Она, Светлана, ищет мужа, который взял бы на себя заботы о ребенке, чувствует, что одна не вытянет. А он, Степан?.. Вот и кончится его двойственная жизнь, ему не надо будет хитрить, он будет мчаться с работы к одной, только к одной женщине и к своему сыну. Здесь-то, наверное, и загвоздка. Нечего ему отговариваться любовью к детям, дескать, хочется ему видеть, как он, малыш, растет: «Будут внуки, потом все опять повторится сначала». Все проще — закон жизни, положено ему быть рядом со своим ребенком, волк должен кормить своего волчонка, натаскивать. Не ради же себя, думал Степан, ради ребенка. И Маргарита должна меня понять. Потише, браток, тут же сказал он сам себе, нечего вешать лапшу на уши. Ради себя, только ради себя! Новой хочется тебе, полной и молодой, жизни. И ты не сможешь отказаться от нее, и, значит, тебе просто надо придумать предлоги и причины, почему ты уходишь от Маргариты.
Господи, думал Степан, а какие здесь предлоги и причины, когда в сорок лет со всей отчетливостью понимаешь, что жизнь только одна и, честный ты или бесчестный, правдивый или нет, больше тебе не обломится, никто ничего не пристегнет за эту честность. И с возрастом понимаешь, что впереди очень немного, просто мало. Какие здесь предлоги, когда дело касается моей жизни, не чьей-нибудь, а моей личной, единственной и неповторимой. Да и почему я всю жизнь должен тащить на себе бремя благодарности Маргарите? Разве то, что я прожил почти двадцать лет с нею, — уже не благодарность? Она была счастлива, а я получал за это знаниями, учебой, какой-то несчастной рубашкой. Но ведь потом и я стал зарабатывать не меньше ее. Так что же мне, значит, уйти из квартиры совсем раздетым, благородным, начинать все сначала? Ну уж нет! У меня теперь обязательства перед новой семьей, перед новой женой и моим ребенком. Без штанов я не уйду. Недаром же я стоял в юности на конвейере, учился в институте, прошел путь от товароведа до директора базы. Все, как говорится, поровну, все справедливо! И нечего тянуть, мямлить, искать подходов, ждать три дня. Сегодня! Сегодня или никогда!

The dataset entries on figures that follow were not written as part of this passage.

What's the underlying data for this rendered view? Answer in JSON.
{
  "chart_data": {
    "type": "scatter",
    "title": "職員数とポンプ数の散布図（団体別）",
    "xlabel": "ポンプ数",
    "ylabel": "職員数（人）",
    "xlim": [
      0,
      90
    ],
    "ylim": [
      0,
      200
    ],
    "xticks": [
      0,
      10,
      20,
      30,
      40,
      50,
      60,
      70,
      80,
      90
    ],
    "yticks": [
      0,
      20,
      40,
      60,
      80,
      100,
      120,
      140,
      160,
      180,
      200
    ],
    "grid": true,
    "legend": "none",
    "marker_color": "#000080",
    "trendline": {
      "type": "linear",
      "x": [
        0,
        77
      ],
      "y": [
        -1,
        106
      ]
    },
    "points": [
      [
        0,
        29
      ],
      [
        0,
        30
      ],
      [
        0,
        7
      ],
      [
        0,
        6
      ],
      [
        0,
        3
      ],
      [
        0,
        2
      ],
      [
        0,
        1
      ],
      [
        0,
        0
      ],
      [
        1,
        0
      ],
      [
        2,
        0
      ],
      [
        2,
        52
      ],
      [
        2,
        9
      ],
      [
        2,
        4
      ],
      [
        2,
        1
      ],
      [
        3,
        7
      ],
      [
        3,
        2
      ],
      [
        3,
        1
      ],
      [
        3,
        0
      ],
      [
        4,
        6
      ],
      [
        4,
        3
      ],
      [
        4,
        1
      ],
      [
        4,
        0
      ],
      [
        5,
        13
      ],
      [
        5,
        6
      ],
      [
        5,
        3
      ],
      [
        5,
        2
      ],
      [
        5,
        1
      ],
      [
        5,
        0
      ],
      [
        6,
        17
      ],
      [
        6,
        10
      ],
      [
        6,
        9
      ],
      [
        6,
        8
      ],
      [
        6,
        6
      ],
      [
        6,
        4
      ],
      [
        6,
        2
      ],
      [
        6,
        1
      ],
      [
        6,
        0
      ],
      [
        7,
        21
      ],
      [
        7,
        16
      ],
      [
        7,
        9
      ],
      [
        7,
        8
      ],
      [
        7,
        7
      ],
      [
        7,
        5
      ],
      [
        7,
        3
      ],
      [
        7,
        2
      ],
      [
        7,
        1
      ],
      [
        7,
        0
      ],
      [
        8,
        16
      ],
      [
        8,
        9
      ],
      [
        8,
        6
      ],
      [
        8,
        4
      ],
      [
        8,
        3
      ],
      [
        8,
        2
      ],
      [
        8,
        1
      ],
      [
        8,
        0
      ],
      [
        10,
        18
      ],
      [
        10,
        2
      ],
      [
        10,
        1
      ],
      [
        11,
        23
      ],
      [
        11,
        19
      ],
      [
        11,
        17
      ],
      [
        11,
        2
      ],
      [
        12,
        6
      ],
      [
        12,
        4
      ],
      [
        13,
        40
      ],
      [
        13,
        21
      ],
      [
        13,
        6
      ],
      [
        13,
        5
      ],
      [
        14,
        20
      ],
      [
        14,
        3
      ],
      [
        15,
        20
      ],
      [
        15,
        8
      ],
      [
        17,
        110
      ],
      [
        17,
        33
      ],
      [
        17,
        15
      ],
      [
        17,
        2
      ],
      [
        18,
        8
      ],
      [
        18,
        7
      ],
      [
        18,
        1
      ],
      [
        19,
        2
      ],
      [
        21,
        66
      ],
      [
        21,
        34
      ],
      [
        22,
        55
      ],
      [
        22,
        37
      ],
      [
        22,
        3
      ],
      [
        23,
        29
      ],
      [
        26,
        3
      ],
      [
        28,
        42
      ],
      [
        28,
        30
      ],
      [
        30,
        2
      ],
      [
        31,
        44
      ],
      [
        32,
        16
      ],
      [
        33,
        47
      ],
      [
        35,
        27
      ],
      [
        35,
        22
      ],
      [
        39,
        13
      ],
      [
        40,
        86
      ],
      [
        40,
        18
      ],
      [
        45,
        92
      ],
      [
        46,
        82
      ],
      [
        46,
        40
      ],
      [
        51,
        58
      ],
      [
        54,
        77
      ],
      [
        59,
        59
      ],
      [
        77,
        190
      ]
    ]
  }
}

Около двух ночи Степан внезапно проснулся. Он проснулся от какого-то тревожного скрипа, но тревога немедленно ушла, а в осадке осталось ощущение счастья. Все путем. Рядом, на его плече, спит любимая молодая женщина, а в кроватке у другой стены спит и посапывает его сын. А что ему желать еще — все остальное он добудет. Он завоевал все, о чем мечтал. Покорил, как древний кондотьер, город и основал династию! Спит, набираясь сил, его королевич. Боясь шелохнуться левым плечом, Степан повернул на подушке голову и в неярком свете луны стал рассматривать комнату, куда он ввалился вчера вечером со своими двумя чемоданами, переносным цветным телевизором и пластмассовой сумкой, в которой были бритва, одеколон и кое-что из мелочи: носки, пижама, крем после бритья. Все он разрубил одним ударом. Мужчина он, не мямлик, не сопляк!
На крыше дома, утонувшего в чуть подтаявших сугробах, ветер шевелил непрочно подогнанный лист шифера. А так было тихо, только ударялось в плечо беззвучное дыхание Светланы да вот чуть закряхтел в кроватке его сынок. Тело Светланы сейчас же напряглось, но в кроватке снова раздалось привычное посапывание, и Светлана расслабилась, во сне поцеловала его в плечо, и он, Степан, не выдержал, левой рукой обнял, прижал ее к себе. Снова тишина.
Ну, Степан, ты вернулся на круги своя. Такая же, почти деревенская хата, в которой ты родился, только стоит эта хата вблизи большого города, вклинилась в него. Фотографии на стенах, полированный гардероб, половичок у двери. Ну, ничего, он все сумеет быстро и крепко перекрутить: раз-два — и они все втроем вылетят отсюда в новую квартиру. А его, Степана, будущая теща, по возрасту, правда, только чуть старше его, пусть караулит избу, выращивает редиску, подрезает яблони — у них будет дача. Он уже видел в своем воображении их будущую квартиру, обстановку, кухню с холодильником «Розенлев», себя сидящим перед новым цветным телевизором, и тут же в его сознании мелькнула мысль: господи, как же быстро сумел он исключить из своей жизни Маргариту! И тут же в ночном молочном мраке деревенского дома перед его глазами появилось лицо Маргариты Артемьевны, немолодое, но такое знакомое, с серьезным и грустным за стеклами очков взглядом. Ну все, подумал Степан, бессонница обеспечена. И еще он поразился: как же мы так подло устроены, мужики, — сплю с одной женщиной, а думаю о другой. Как там она? И в этот момент сердце, не дававшее о себе до этого знать, вдруг застучало, эхом отдаваясь в ушах. Копаешь, дура-совесть? Не выветрилась, не растоптали тебя еще подошвами фээргешных башмаков?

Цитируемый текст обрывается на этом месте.